I have only had orgasms from self-pleasuring because I have never had sex and don't want to, but I have a bit similar feelings and would generally describe an orgasm as pleasant and frustrating at the same time.

First: I need time for it, usually at least half an hour. So even though I wouldn't say that it's "just an itch to scratch", though I enjoy the feeling - I also feel like it's a waste of time. Well, maybe not so much - as I do enjoy this feeling, I also wouldn't want it to end in five or ten minutes, but sometimes it becomes very frustrating when I just can't reach an orgasm.

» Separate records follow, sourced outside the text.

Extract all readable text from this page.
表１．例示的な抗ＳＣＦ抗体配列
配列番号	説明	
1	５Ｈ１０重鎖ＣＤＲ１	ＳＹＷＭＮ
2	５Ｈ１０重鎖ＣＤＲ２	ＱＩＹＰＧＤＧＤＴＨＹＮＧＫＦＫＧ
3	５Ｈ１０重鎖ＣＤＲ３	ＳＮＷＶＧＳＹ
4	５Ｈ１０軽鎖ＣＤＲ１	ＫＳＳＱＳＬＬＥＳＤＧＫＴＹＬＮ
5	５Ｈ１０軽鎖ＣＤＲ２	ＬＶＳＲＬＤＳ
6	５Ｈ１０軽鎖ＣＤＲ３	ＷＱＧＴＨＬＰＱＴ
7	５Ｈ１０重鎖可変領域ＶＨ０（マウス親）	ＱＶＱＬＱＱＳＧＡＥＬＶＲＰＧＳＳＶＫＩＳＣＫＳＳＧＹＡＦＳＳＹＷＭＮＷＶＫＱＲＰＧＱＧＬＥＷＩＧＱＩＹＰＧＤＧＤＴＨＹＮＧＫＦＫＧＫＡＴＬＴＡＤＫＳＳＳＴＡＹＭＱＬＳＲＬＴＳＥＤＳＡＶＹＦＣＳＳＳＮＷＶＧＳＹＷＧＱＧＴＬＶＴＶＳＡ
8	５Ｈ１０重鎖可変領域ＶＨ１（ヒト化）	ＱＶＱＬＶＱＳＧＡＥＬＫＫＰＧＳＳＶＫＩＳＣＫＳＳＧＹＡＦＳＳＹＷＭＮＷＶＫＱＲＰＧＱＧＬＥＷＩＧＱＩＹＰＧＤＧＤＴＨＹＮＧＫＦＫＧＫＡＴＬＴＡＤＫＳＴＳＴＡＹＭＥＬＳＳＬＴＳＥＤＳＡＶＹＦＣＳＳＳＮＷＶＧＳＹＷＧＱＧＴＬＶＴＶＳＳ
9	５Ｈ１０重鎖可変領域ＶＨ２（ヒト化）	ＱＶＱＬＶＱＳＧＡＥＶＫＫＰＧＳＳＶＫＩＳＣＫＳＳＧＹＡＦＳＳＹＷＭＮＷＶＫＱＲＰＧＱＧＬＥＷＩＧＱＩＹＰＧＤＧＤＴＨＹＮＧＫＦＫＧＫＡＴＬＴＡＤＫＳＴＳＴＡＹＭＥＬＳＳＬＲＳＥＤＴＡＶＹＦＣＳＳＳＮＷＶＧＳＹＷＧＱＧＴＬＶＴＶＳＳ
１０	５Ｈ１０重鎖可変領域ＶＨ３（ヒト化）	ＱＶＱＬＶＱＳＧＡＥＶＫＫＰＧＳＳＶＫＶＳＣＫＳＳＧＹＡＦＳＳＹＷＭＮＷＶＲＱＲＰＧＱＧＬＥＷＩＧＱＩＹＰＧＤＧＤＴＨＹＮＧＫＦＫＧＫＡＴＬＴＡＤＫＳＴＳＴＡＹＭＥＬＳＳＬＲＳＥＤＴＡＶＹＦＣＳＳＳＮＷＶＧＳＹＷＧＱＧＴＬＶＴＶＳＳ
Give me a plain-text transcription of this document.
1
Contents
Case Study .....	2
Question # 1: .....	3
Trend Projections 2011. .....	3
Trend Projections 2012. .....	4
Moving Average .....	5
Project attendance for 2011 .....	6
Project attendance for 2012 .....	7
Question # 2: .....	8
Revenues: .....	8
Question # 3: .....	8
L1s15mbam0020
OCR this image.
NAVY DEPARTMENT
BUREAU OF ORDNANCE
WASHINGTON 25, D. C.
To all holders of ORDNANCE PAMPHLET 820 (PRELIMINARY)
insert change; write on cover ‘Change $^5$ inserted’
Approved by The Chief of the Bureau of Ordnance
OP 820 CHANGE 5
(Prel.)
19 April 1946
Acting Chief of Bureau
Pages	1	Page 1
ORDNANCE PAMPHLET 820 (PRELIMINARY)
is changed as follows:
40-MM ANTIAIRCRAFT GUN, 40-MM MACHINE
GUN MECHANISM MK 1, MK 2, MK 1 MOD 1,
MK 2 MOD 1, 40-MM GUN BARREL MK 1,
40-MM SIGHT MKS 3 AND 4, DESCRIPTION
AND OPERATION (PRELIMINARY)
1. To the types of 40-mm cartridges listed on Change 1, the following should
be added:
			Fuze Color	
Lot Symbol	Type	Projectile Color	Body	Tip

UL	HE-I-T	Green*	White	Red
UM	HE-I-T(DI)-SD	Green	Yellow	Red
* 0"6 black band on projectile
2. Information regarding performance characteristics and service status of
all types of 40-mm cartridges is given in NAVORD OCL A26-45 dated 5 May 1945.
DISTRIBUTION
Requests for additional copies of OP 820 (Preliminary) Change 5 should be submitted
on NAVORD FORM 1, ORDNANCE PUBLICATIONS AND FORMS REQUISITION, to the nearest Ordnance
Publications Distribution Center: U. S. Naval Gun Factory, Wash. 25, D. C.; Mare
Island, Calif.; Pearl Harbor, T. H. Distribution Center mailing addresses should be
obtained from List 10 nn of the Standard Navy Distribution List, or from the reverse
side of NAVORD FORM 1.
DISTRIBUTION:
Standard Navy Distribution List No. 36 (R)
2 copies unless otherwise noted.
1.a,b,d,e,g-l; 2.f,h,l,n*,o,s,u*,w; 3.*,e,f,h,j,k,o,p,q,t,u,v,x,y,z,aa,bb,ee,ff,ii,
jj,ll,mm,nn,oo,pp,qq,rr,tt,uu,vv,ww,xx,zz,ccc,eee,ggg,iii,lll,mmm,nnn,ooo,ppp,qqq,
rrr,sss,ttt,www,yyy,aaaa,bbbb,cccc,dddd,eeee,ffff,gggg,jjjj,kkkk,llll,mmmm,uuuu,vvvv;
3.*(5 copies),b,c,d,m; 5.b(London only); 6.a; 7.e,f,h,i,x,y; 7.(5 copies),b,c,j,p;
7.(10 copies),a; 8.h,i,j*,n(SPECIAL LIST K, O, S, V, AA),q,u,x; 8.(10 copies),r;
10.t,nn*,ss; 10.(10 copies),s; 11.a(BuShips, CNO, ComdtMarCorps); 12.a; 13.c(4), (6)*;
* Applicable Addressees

Second: the orgasm itself is very underwhelming, to the point that I could use a pun and call it "anticlimactic". Before it really feels nice and I don't think that I simply can't distinguish the orgasm itself because it is indeed a breakthrough point - but it always feels disappointing. A tingle, maybe a very weak contraction - 3-5 seconds and it's gone. This is really frustrating, like in "have I really done this for such little reward?".

Plus, as an added "bonus" - my sex aversion tends to expand right after an orgasm, though perhaps this feeling is getting weaker. I call myself sex-averse, but not sex-repulsed - that is, I'm extremely uncomfortable with the idea of personally having sex, but I don't mind sex as long as it doesn't include me. In fact, I'm autochorissexual and I use third-person fantasies as an aid in self-pleasuring. But after an orgasm my aversion tends to expand to full sex repulsion, a feeling of disgust with anything sexual.

I feel a lot of cognitive dissonance over the idea of an orgasm being "the greatest physical pleasure". Is it pleasant? Generally, yes. But for me it's so far from being "the greatest pleasure" that I can only feel real astonishment over such statements. "Earth-shattering", "multiple orgasms" - I don't deny that some people may experience it, but it feels like a myth to me.

I don't want to try sex ever, but I would want to have intense orgasms and after yet another disappointing one I feel frustrated that I just can't.